- Church: Episcopal Church
- Diocese: Virgin Islands
- Elected: 1986
- In office: 1987–1994
- Predecessor: Edward M. Turner
- Successor: Theodore A. Daniels
- Other post: Assistant Bishop of New York (1994-2009)

Orders
- Ordination: October 29, 1961 by Percival Gibson
- Consecration: February 24, 1987 by Edmond L. Browning

Personal details
- Born: September 2, 1937 Kingston, Colony of Jamaica, British Empire
- Died: May 24, 2014 (aged 76) Sleepy Hollow, New York, United States
- Denomination: Anglican
- Spouse: Rosalie Taylor
- Children: 1

= E. Don Taylor =

Jamaican-born Episcopal bishop (1937–2014)

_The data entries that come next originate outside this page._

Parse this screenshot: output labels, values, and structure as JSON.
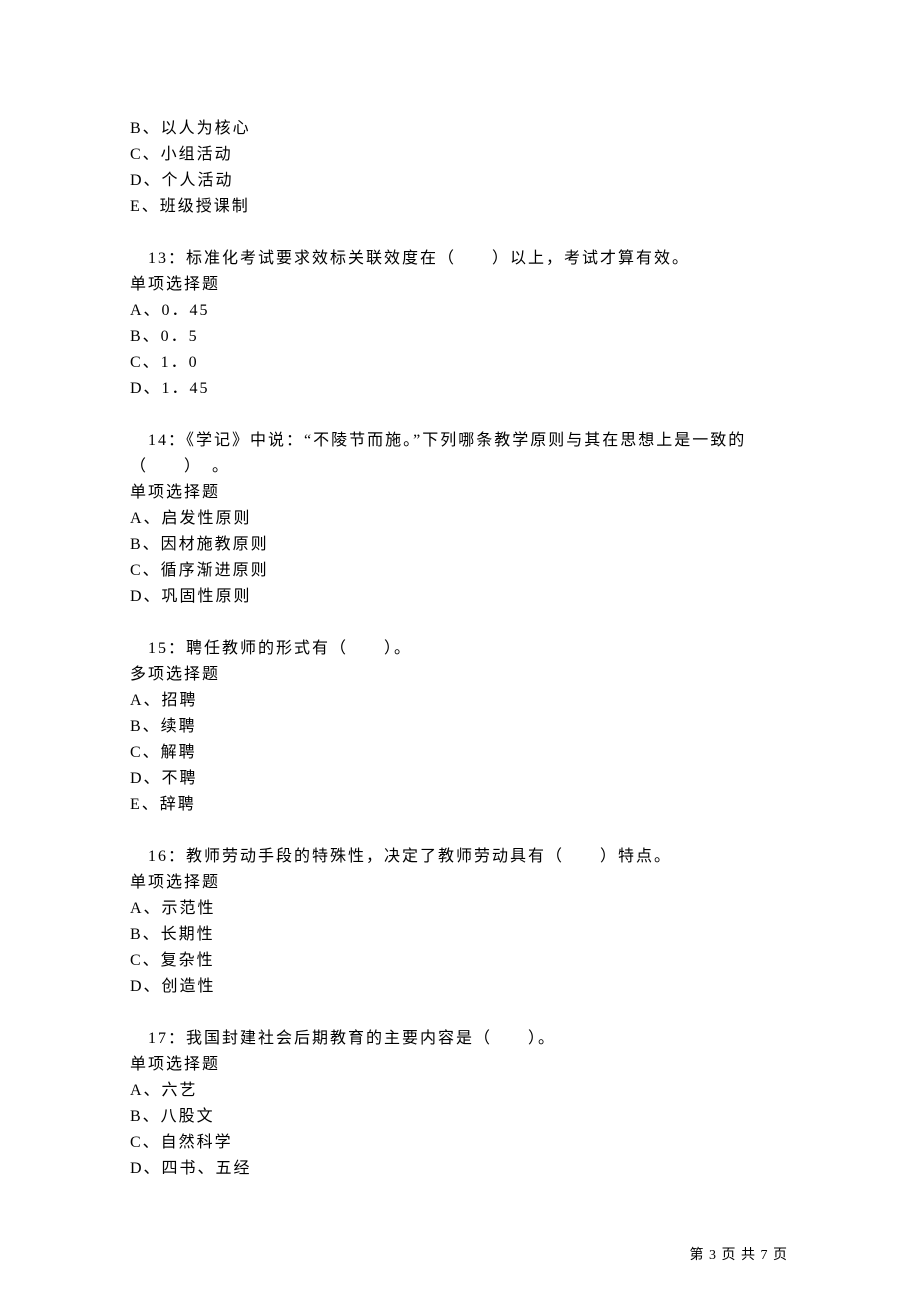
{
  "options_q12": {
    "b": "B、以人为核心",
    "c": "C、小组活动",
    "d": "D、个人活动",
    "e": "E、班级授课制"
  },
  "q13": {
    "text": "　13：标准化考试要求效标关联效度在（　　）以上，考试才算有效。",
    "type": "单项选择题",
    "options": {
      "a": "A、0．45",
      "b": "B、0．5",
      "c": "C、1．0",
      "d": "D、1．45"
    }
  },
  "q14": {
    "text_line1": "　14：《学记》中说：“不陵节而施。”下列哪条教学原则与其在思想上是一致的",
    "text_line2": "（　　）　。",
    "type": "单项选择题",
    "options": {
      "a": "A、启发性原则",
      "b": "B、因材施教原则",
      "c": "C、循序渐进原则",
      "d": "D、巩固性原则"
    }
  },
  "q15": {
    "text": "　15：聘任教师的形式有（　　）。",
    "type": "多项选择题",
    "options": {
      "a": "A、招聘",
      "b": "B、续聘",
      "c": "C、解聘",
      "d": "D、不聘",
      "e": "E、辞聘"
    }
  },
  "q16": {
    "text": "　16：教师劳动手段的特殊性，决定了教师劳动具有（　　）特点。",
    "type": "单项选择题",
    "options": {
      "a": "A、示范性",
      "b": "B、长期性",
      "c": "C、复杂性",
      "d": "D、创造性"
    }
  },
  "q17": {
    "text": "　17：我国封建社会后期教育的主要内容是（　　）。",
    "type": "单项选择题",
    "options": {
      "a": "A、六艺",
      "b": "B、八股文",
      "c": "C、自然科学",
      "d": "D、四书、五经"
    }
  },
  "footer": "第 3 页 共 7 页"
}
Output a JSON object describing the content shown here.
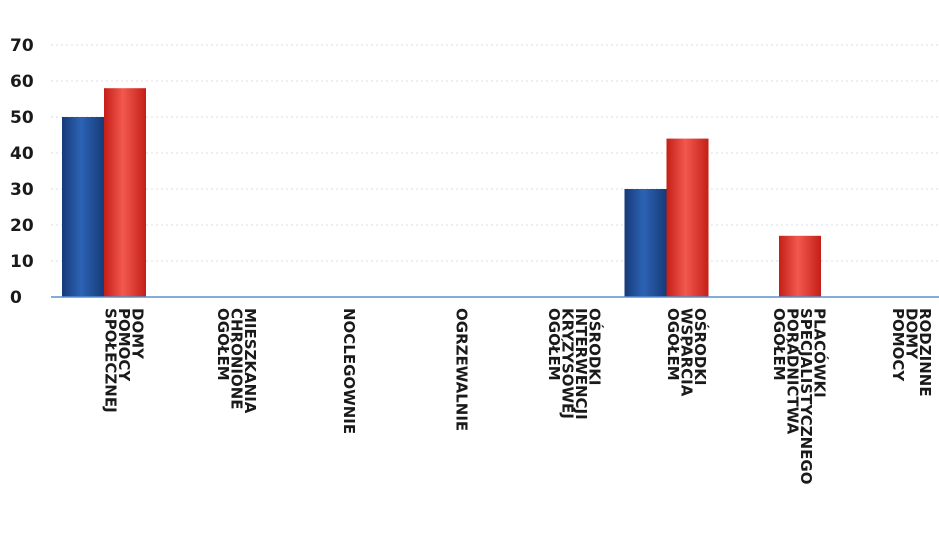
{
  "chart_data": {
    "type": "bar",
    "categories": [
      [
        "DOMY",
        "POMOCY",
        "SPOŁECZNEJ"
      ],
      [
        "MIESZKANIA",
        "CHRONIONE",
        "OGÓŁEM"
      ],
      [
        "NOCLEGOWNIE"
      ],
      [
        "OGRZEWALNIE"
      ],
      [
        "OŚRODKI",
        "INTERWENCJI",
        "KRYZYSOWEJ",
        "OGÓŁEM"
      ],
      [
        "OŚRODKI",
        "WSPARCIA",
        "OGÓŁEM"
      ],
      [
        "PLACÓWKI",
        "SPECJALISTYCZNEGO",
        "PORADNICTWA",
        "OGÓŁEM"
      ],
      [
        "RODZINNE",
        "DOMY",
        "POMOCY"
      ]
    ],
    "series": [
      {
        "values": [
          50,
          0,
          0,
          0,
          0,
          30,
          0,
          0
        ],
        "color": "#1f4e9a"
      },
      {
        "values": [
          58,
          0,
          0,
          0,
          0,
          44,
          17,
          0
        ],
        "color": "#e8332a"
      }
    ],
    "ylim": [
      0,
      70
    ],
    "yticks": [
      0,
      10,
      20,
      30,
      40,
      50,
      60,
      70
    ],
    "grid": true,
    "axis_color": "#5b8fd0"
  }
}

Egbert Don Taylor (September 2, 1937 – May 24, 2014) was third bishop of the Episcopal Diocese of the Virgin Islands (1987–1994), and an assistant bishop in the Episcopal Diocese of New York (1994–2009).

==Biography==
Born in Kingston, Jamaica, Taylor was educated at Kingston College. He studied broadcasting and went on to work for RJR Radio in Canada for 19 years, before being ordained to the diaconate and priesthood by Percival Gibson in 1961.
After ordination he was appointed to St Mary the Virgin Church in Kingston, Jamaica. In 1970 he became Headmaster of Kingston College. In 1973 he left for the United States and became rector of Church of the Holy Cross in Decatur, Georgia, and served as Jamaican Honorary Consul to Atlanta. He was elected Bishop of the Virgin Islands in 1986 and was consecrated on February 24, 1987.